Disclosure: this is not a post about blame or pointing the finger at anyone for any shortcomings in anyone's life. Before you assume this post is just about "the black peoples struggle", I assure you it's not.
Everyday I am faced with a potential racial, cultural, and sometimes sexist challenge. I'm not one to dwell on ignorance or envy; racism and prejudice views are an everyday part of life. Not that I outright experience either directly each day; no one has called me the "N" word or some other despicable term to my face lately, but I know it could happen any day of my life.
Most of my colleagues, some of my associates, and a couple of my friends are Caucasian. From time to time, we get caught-up in these heavy debates about "being black vs white". Let's be honest, if you are at least in your 20's and have a black or white friend, I would bet money that 98% of you have had a or many similar conversations in this area. Whether you're highly educated or not, this is a intellectually stimulating conversation for anyone. Nowadays, this conversation always comes up when Barack Obama is the headliner and you're sitting in a room with the other race. It's funny how race, not just viewpoints, quickly divides us when we talk about the president; at least in my "southern world" of living in Texas where you are grossly outnumbered if you bleed blue.
The vast majority of the Caucasions I know believe one thing: the black man has ruined our country. They may not say that outright, but it's implied in every accusation they can make. When I ask for one thing he's done right, they say nothing. Not even the capturing of Bin Laden, at the least, can roll off the tip of their tongue. I mean it is one of the few things his predecessor sought to do, but failed to achieve. So, before we even gage the conversation on why many blacks feel "blackballed" from the start in every position, especially professionals, that they hold- what a lot of Caucasians may never understand is that there exist for many people in society of all races a predetermined notion that black people will fail at what they do.
Even the very best and genuine of white people have a naive view about being black; for that matter, so do many black people. Even more striking, is that many white people also have a naive view about being white and they don't recognize it. The "good ole boy system" absolutely exist in every profession. A lot of promotions and deals happen on the golf course, during an occasion like a sports event, and/or over a drink. It's more about who you know than what you know; what you know might get you in the conversation but who you know will likely seal the deal.
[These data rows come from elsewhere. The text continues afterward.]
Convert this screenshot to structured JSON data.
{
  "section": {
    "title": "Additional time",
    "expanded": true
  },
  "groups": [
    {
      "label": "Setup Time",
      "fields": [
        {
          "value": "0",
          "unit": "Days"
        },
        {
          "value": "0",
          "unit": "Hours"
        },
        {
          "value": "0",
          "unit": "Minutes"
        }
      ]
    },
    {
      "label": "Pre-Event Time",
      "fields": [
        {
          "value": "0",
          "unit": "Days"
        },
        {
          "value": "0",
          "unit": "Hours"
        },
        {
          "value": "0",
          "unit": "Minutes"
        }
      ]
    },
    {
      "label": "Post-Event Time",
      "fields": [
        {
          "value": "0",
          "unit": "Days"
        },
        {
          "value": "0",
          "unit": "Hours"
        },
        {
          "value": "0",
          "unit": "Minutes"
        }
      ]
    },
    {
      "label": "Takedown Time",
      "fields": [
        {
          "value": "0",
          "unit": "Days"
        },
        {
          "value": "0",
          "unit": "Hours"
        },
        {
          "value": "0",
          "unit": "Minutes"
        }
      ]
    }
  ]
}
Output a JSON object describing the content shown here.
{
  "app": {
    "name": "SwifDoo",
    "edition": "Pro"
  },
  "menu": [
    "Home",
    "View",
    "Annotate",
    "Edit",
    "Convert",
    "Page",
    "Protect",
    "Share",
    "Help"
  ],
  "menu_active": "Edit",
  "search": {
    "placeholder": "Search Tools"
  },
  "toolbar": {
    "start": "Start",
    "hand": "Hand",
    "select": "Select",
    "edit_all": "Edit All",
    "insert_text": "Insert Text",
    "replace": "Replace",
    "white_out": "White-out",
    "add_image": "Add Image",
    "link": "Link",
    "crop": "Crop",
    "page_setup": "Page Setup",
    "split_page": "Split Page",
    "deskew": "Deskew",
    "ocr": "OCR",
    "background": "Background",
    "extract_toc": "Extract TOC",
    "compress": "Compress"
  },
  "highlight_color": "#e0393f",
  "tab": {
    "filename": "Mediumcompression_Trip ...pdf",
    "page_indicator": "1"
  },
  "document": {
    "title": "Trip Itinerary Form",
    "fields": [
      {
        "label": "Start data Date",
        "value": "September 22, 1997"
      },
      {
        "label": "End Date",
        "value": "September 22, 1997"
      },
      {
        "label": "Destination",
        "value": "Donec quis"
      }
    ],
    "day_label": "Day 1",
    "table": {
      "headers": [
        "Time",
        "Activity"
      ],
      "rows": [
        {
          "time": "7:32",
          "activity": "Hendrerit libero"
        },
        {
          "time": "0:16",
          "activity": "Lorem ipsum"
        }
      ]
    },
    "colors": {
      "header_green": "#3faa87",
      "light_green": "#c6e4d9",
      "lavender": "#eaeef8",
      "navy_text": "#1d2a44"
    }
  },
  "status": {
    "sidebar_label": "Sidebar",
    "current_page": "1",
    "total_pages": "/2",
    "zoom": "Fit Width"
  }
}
The issue for blacks is often that we don't have that "inside track" heading in, because it's harder for us to get "in the circle". There's apprehension on both sides when it comes to building a relationship with a person of another race; our cultures and upbringings are often so obsolete that it takes time to break through those boundaries. However, it's easier and more acceptable for that matter, for a black person to allow a white person into their "circle" than it is a white person to do the same. The reason behind this is we, black people, know that white allegiances are often valuable. They sometimes give us an "in" where it would be more difficult to breakthrough. Even with the very best credentials and education, most black people have a harder time getting leadership positions over their counterparts who have equal or lesser qualifications. If you don't believe this, do the research on corporation or institutional leaders. Professional black people innately believe that we have to always dress, act, and work hard to stay afloat; there's less room for us to make too many mistakes. These are all ramifications of "blackballing".
On the other hand, this also happens to white people but in a different way. When a white person is ostracized from the "in-crowd" they are very confused by it. They don't understand how they could be on the "out" of their own "in". Take for example, a white colleague in the same position as you will have a much harder time dealing with slow promotion or exclusion. They will constantly say, "I don't understand why "they" don't value me. I don't understand why "they" treat me like I don't exist. I don't understand what "their" problem is with me." They will have a harder time recognizing any character flaws or voids in their work that may contribute to why "they" won't allow them in the "circle", or recognize they just don't fit the powers that be "in-crowd". They likely won't even realize that internally the issue is "they" don't understand why their own kind doesn't accept them. It's a reality I see everyday. This is also "blackballing" in a different form.
Recognize that we all live in a society of visible and invisible boundaries. If you feel stagnated because of who you are, no matter what race or sex, find another avenue to get to where you want to go. Remember that the grass is not always greener on the other side, but it may be better trimmed and have less weeds to sort through. Don't close off your opportunities because your too busy focusing on what's NOT going to change; sometimes you have to move along, to the left, or to the right to make things happen.
This is a "blackballing" life sometimes, but "blackballing" is just an experience- it's not the final say so. It's not worth the time to get caught-up in pointing the finger at the obvious. Press forward and build relationships with people because they bring a sense of purpose or value to your life.